I think the EIP can remove these ambiguities that risk implementation variance that will negatively impact UX consistency by implementing something akin to the following (attempted to highlight the diff with bolding):
Signer side
If the contract is deployed, wrap the signature as follows: abi.encode((chainId, signature), (uint256, bytes))
If the contract is not deployed yet, wrap the signature as follows: concat(abi.encode((chainId, create2Factory, factoryCalldata, originalERC1271Signature), (uint256, address, bytes, bytes)), magicBytes)
If the contract is deployed but not ready to verify using ERC-1271, wrap the signature as follows: concat(abi.encode((chainId, prepareTo, prepareData, originalERC1271Signature), (uint256, address, bytes, bytes)), magicBytes); chainId,prepareTo and prepareData must contain the necessary transaction that will make the contract ready to verify using ERC-1271 (e.g. a call to migrate or update)
and for the Verifier side:
Verifier side
Full signature verification MUST be performed in the following order:
check if the signature ends with magic bytes, in which case do an eth_call to a multicall contract on the network matching chainId that will call the factory first with the factoryCalldata and deploy the contract if it isn’t already deployed; Then, call contract.isValidSignature as usual with the unwrapped signature
check if there’s contract code at the address on the network matching chainId. If so perform ERC-1271 verification as usual by invoking isValidSignature
if the ERC-1271 verification fails, and the deploy call to the factory was skipped due to the wallet already having code, execute the factoryCalldata transaction and try isValidSignature again
if there is no contract code at the address, try ecrecover verification
Apologies for the large message block, but I thought the quotes would help communicate the issues I think need resolution!

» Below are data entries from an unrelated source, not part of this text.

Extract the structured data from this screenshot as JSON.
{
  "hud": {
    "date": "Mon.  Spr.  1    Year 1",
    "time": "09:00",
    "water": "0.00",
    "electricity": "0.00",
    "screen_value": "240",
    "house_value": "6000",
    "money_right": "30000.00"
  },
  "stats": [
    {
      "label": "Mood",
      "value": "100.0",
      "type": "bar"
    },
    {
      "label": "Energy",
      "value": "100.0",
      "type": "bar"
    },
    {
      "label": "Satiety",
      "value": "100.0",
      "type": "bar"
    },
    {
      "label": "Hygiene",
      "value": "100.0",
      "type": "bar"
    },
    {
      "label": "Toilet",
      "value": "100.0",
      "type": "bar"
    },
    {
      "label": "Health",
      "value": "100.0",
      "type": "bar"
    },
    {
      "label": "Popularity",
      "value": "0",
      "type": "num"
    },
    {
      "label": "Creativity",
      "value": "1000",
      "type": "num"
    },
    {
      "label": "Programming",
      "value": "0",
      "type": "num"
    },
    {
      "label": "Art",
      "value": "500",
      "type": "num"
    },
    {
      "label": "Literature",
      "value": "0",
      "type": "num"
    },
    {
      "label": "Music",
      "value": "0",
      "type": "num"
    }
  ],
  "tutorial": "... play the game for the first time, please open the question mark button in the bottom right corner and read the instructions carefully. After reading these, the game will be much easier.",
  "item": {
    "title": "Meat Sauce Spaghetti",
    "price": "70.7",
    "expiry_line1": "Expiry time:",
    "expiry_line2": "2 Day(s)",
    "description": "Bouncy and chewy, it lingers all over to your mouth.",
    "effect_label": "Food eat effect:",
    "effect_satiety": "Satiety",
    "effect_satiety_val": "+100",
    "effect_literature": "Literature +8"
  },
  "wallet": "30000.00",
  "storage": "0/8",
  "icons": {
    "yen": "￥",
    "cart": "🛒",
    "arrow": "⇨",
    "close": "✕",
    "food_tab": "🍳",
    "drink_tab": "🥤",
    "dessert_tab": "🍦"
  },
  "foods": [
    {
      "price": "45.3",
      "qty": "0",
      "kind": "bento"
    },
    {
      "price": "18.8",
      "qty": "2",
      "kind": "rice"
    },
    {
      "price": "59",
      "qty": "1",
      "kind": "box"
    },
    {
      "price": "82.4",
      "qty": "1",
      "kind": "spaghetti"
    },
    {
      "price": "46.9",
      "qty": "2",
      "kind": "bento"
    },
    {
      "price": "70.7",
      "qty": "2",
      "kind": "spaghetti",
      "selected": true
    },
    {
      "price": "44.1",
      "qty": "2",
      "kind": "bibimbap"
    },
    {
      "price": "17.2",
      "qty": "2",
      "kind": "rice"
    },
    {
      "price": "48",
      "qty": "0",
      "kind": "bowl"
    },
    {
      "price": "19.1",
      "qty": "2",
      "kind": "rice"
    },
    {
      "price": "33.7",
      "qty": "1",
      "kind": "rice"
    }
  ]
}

Hey, thanks for the feedback and I think that could be quite useful.
However, I see a few issues with this:
signatures may be intentionally cross-chain - this can be resolved via a santinel value for chainId that signifies “universal”

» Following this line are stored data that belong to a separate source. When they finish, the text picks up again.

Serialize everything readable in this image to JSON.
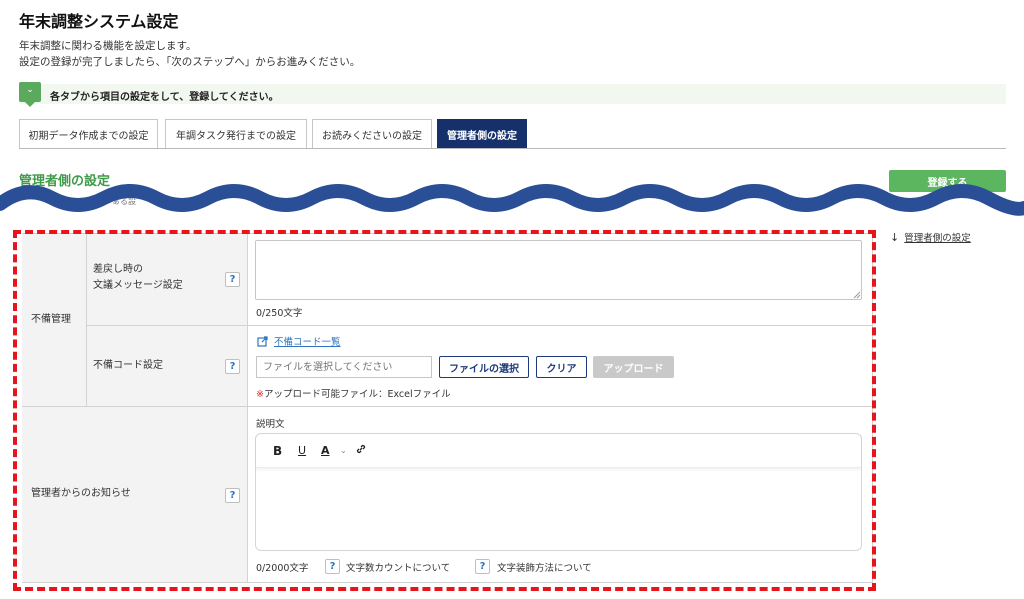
{
  "page": {
    "title": "年末調整システム設定",
    "desc_line1": "年末調整に関わる機能を設定します。",
    "desc_line2": "設定の登録が完了しましたら、「次のステップへ」からお進みください。"
  },
  "notice": {
    "icon": "chevron-down-icon",
    "text": "各タブから項目の設定をして、登録してください。"
  },
  "tabs": [
    {
      "label": "初期データ作成までの設定",
      "active": false
    },
    {
      "label": "年調タスク発行までの設定",
      "active": false
    },
    {
      "label": "お読みくださいの設定",
      "active": false
    },
    {
      "label": "管理者側の設定",
      "active": true
    }
  ],
  "section": {
    "title": "管理者側の設定",
    "register_label": "登録する",
    "partial_text": "ぁる設"
  },
  "side_nav": {
    "link_label": "管理者側の設定"
  },
  "form": {
    "group_label": "不備管理",
    "row1": {
      "label_line1": "差戻し時の",
      "label_line2": "文議メッセージ設定",
      "help": "?",
      "count": "0/250文字"
    },
    "row2": {
      "label": "不備コード設定",
      "help": "?",
      "link_label": "不備コード一覧",
      "file_placeholder": "ファイルを選択してください",
      "select_button": "ファイルの選択",
      "clear_button": "クリア",
      "upload_button": "アップロード",
      "note_mark": "※",
      "note_text": "アップロード可能ファイル：Excelファイル"
    },
    "row3": {
      "label": "管理者からのお知らせ",
      "help": "?",
      "editor_label": "説明文",
      "toolbar": {
        "bold": "B",
        "underline": "U",
        "color": "A"
      },
      "count": "0/2000文字",
      "help_count_text": "文字数カウントについて",
      "help_deco_text": "文字装飾方法について"
    }
  },
  "colors": {
    "accent_green": "#5cb660",
    "section_green": "#3f9a4a",
    "active_tab": "#15306b",
    "wave_blue": "#2b4f96",
    "dashed_red": "#e8141b",
    "link_blue": "#2f74c0"
  }
}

signatures may be malleable, and if the chainId is in the wrapper format, the developers MUST also include it in the hash in order to avoid malleability
the EIP is now final so I’m not sure if such changes are ok or this should be a new EIP
Can’t wallet providers deduce where to verify the signatures based on the currently selected network of the dapp?
Good call on a sentinel value and clarifying the need for chain malleability awareness on the account.

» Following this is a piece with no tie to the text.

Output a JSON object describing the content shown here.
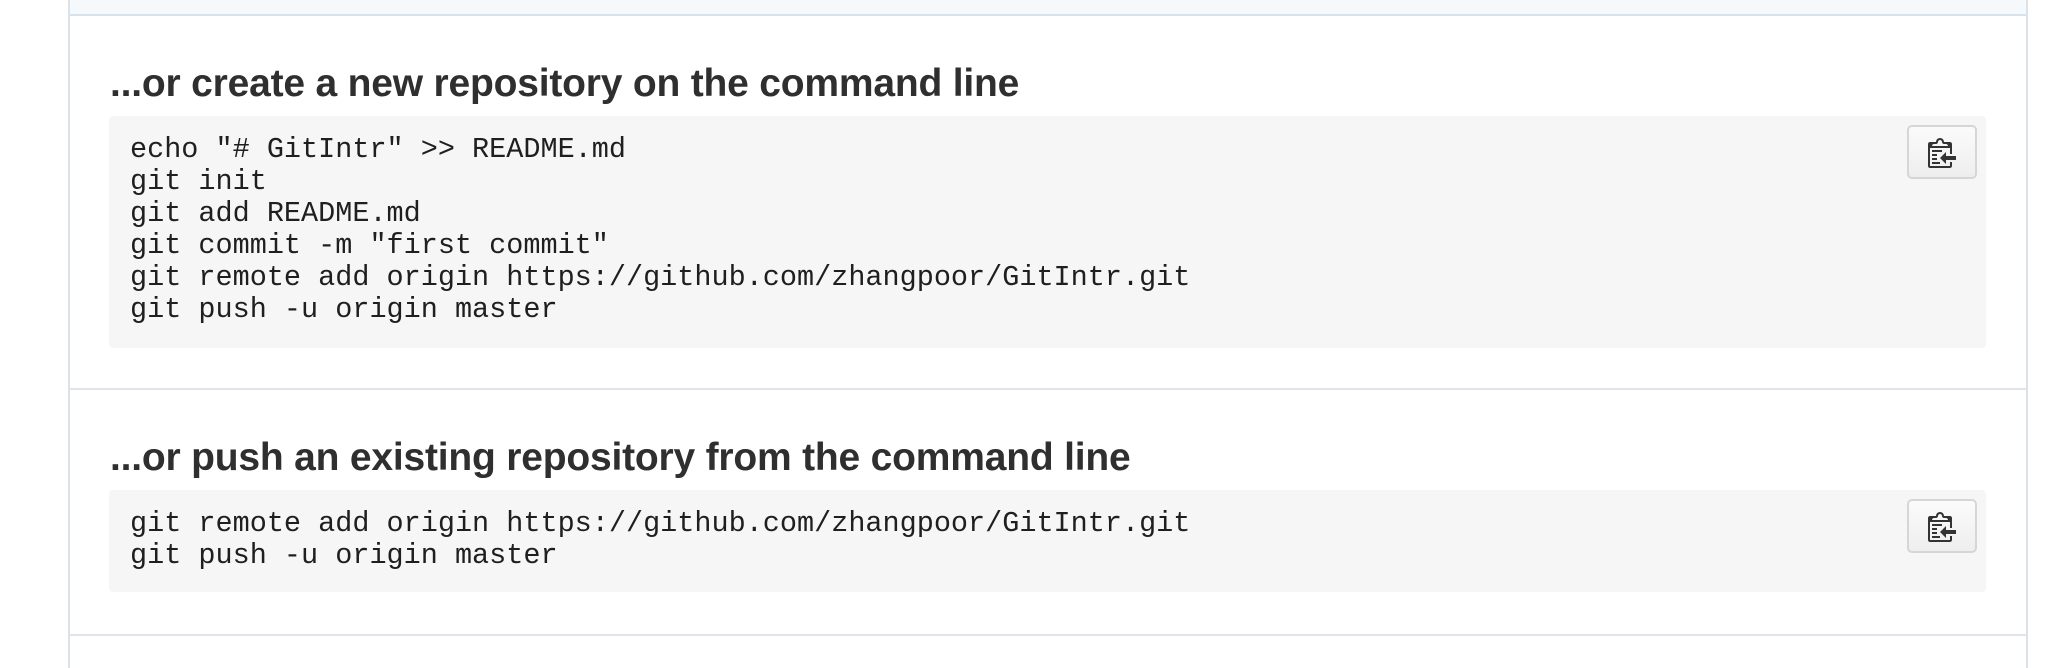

As for the EIP being final, this leads me to think about drafting a new EIP with this feature. Do you think that this scope increase is large enough to warrant a new proposal?
Can’t wallet providers deduce where to verify the signatures based on the currently selected network of the dapp?
Technically, I think they can, but this creates a high UX burden on the user. I’m reaching out to my contacts who do 1271 verification and right now it seems like everyone informally requires the account to be on Ethereum mainnet which is a big bummer for accounts that desire to be L2-first for cost effectiveness. Practically speaking, it’s a large UX burden for users to internalize that they need to connect the account, make sure their account selects the appropriate network, then trigger a SIWE flow. Some apps also trigger a SIWE immediately after wallet connection which makes it even harder for the user to know what to do. Some account implementations also rely on authentication deriving from state that is local to a single network (e.g. ERC-721 owner for an EIP-6551 account) which also demands some way to communicate to a Verifier that a specific chain should be used for authentication.